(Continuamos com diversas participações de professores da ESPM sobre o lançamento do livro “Eu e o outro na cidade” de Pedro de Santi)
Christiane Coutheux Trindade
A igreja St John the Baptist, localizada em Burford na Inglaterra é datada de 1175. Ao longo de mais de oito séculos de história, a construção foi cenário de contínuas intervenções e ampliações, ainda que depois de 1500 sua forma tenha se mantido bastante inalterada. Como uma igreja tipicamente medieval, desconhece-se os agentes envolvidos em sua construção: de quem é o projeto original?; quem executou a obra?; quem financiou?; quem a expandiu?. Como nos assegura Julían Marías, as igrejas medievais estavam ocupadas em glorificar Deus e a Igreja; eram obras da comunidade.
Se viajarmos até Barcelona e mirarmos a Sagrada Família, também veremos que está em contínua construção. A primeira pedra foi colocada em 1882, a partir do desenho do arquiteto Francisco de Paula del Villar y Lozano. Todavia, no ano seguinte, por divergências com os promotores da obra, Lozano se desliga do projeto e Antoni Gaudí assume a direção.
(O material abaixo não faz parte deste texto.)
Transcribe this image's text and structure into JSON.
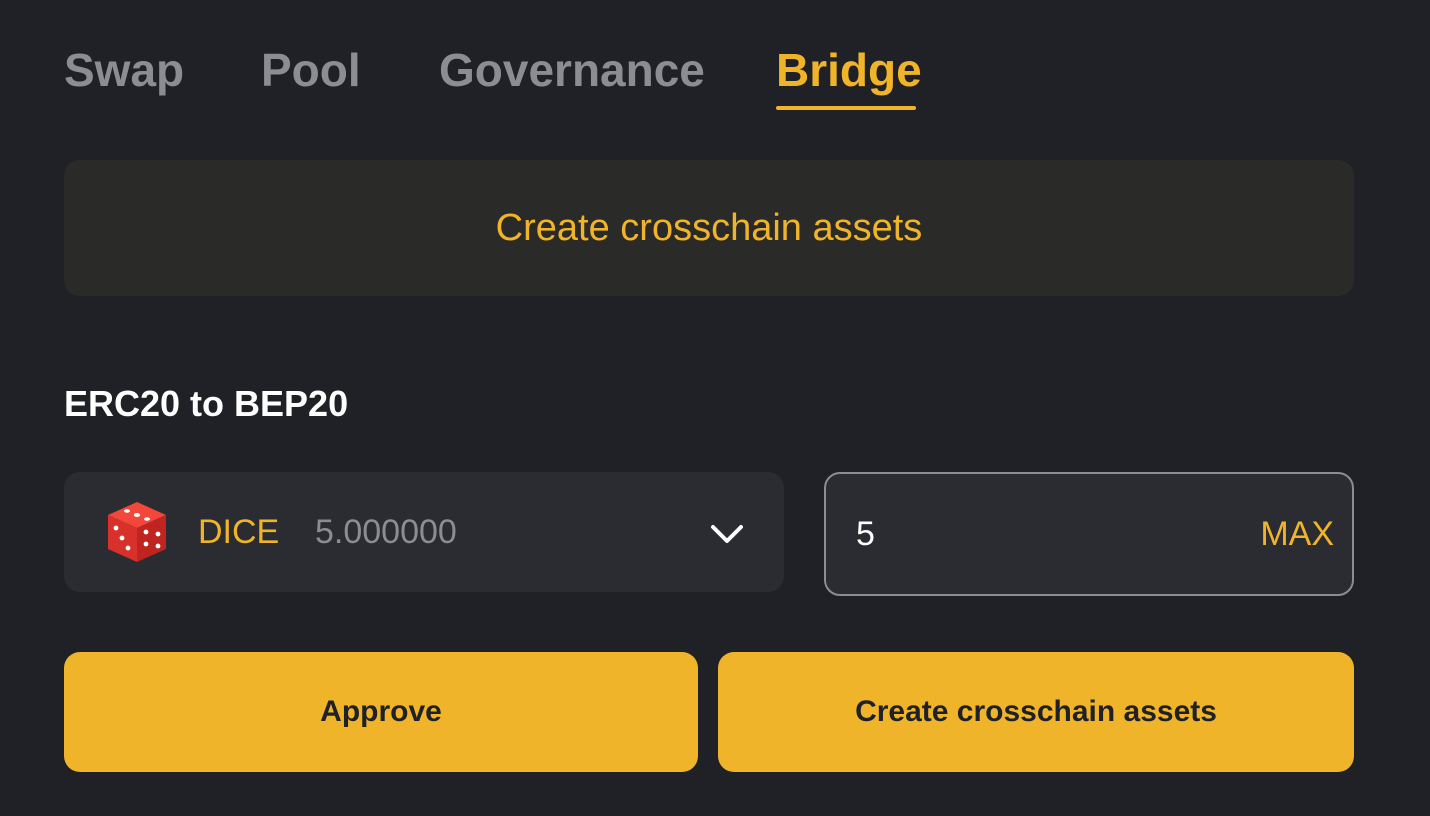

O prédio sofreu danos durante o período da Guerra Civil Espanhola, mas desde 1883 a construção do templo não parou. Nesses quase 150 anos de história, a Sagrada Família continua a seguir à risca o projeto de Gaudí, embora muito do material do artista tenha sido destruído durante a guerra.
Por que, em uma comunicação que se propõe a pensar o homem comum na cidade, estamos a falar de construções de Igreja? Compará-las é evidenciar uma das profundas diferenças trazidas a partir da Modernidade: a precisão da autoria. Gradualmente, a história ocidental testemunhou o nascimento do indivíduo, antes oculto nas festas comunitárias medievais. Ao nos deter brevemente sobre a igreja de Burford e de Barcelona, fica evidenciada essa diferença. É tipicamente uma preocupação moderna datar, nomear, controlar, e, assim, destacar a presença do indivíduo. Mãos anônimas projetaram por séculos a igreja inglesa. Ela permanece, sólida pelo tempo, ainda que as centenas de milhares de personagens que a vivenciaram há muito tenham perecido. A autoria de Gaudí parece estar protegida de um tal olvido: Gaudí é festejado, simboliza toda a cidade. Assim, desde a modernidade, nos acostumamos a valorizar e destacar o indivíduo.
Estranhamente, a mesma Modernidade forjou a vida nas grandes cidades e lá o indivíduo se viu perdido por aglomeração. O crescimento da vida urbana veio acompanhado de tensões entre indivíduo e massa social. Escondidos em automóveis, telas e passos apressados, as pessoas vivem diariamente a contradição de, mesmo juntas, se isolarem. Testemunhamos o desenraizamento das relações ao mesmo tempo em que alargamos as possibilidades de contato.
A cidade parece se ressentir do anonimato de seus habitantes. Ao mesmo tempo em que oferece refúgio nesse ocultamento da vastidão, continua a cultivar o fetiche da celebridade, da genialidade, do único. Ninguém quer ser mais um; ninguém quer ser comum. Mas é justamente no território comum que nos encontramos cotidianamente, como iguais, ainda que diferentes. Nesse sentido, é o ser comum que nos torna justamente os habitantes da democracia. Ela é pensada não para o especial ou o expert, mas para que o povo conduza suas decisões e partilhe suas experiências.
Enquanto nos seduzimos pela ideia do extraordinário, olvidamos justamente de que somos comuns e lutamos historicamente para o sermos. Esquecemos que o comum assegura a possibilidade de nos comunicar, de com o outro coabitar as cidades. É o comum também a morada do singular quando tomamos a diminuta existência humana no tempo do mundo.